Application of Dominated Convergence Theorem?

Solution 1:

Put $f_n(x):=\frac{(\sin x)^n}{x^2}\mathbf 1_{x\neq 0}$. We have for $n\geq 2$ and $x\in\mathbb R$ \begin{align*}|f_n(x)|&=\frac{|(\sin x)^n|}{x^2}\mathbf 1_{|x|\geq 1} +\frac{|(\sin x)^n|}{x^2}\mathbf 1_{|x|< 1}\mathbf 1_{x\neq 0}\\ &\leq \frac 1{x^2}\mathbf 1_{|x|\geq 1}+x^{n-2}\mathbf 1_{|x|< 1}\mathbf 1_{x\neq 0}\\ &\leq\frac 1{x^2}\mathbf 1_{|x|\geq 1}+\mathbf 1_{|x|< 1}=:g(x) \end{align*} which is an integrable function.

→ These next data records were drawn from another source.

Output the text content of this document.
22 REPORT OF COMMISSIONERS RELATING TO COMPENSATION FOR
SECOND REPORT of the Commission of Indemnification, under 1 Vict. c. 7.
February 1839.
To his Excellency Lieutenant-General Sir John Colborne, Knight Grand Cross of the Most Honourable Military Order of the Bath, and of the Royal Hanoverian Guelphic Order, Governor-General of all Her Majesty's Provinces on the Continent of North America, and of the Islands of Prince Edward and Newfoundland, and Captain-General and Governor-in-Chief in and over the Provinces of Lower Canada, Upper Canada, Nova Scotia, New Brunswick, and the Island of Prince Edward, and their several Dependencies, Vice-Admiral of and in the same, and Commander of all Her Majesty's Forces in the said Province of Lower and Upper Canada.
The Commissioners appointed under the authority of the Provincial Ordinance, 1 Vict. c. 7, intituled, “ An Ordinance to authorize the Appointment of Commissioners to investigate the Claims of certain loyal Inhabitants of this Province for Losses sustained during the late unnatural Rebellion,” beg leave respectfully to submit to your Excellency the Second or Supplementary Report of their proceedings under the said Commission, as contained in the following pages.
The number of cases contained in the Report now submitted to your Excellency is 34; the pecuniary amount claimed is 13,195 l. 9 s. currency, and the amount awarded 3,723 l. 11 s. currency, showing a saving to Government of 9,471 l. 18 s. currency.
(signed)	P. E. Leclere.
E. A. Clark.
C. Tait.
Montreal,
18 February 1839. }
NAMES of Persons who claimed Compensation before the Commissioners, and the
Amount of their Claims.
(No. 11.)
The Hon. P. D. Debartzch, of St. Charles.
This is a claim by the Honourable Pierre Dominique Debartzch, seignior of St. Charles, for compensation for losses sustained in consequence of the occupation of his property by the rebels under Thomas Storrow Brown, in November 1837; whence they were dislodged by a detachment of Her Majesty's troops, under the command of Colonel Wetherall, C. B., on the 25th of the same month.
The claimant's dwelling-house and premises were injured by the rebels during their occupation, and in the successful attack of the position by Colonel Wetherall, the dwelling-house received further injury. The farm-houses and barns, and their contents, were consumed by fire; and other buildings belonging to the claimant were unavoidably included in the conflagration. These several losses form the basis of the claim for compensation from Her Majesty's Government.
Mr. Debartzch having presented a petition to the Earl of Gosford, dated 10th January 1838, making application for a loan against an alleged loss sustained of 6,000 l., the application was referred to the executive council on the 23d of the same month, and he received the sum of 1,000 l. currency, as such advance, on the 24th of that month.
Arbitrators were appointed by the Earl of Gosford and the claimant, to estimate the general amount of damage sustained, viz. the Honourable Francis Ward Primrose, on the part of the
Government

Since $f_n(x)\to 0$ if $x\notin \frac{\pi}2+\pi \mathbb Z$, a set of measure $0$, we can apply the dominated convergence theorem to get $$\lim_{n\to\infty}\int_{-\infty}^{+\infty}\frac{(\sin x)^n}{x^2}dx=0.$$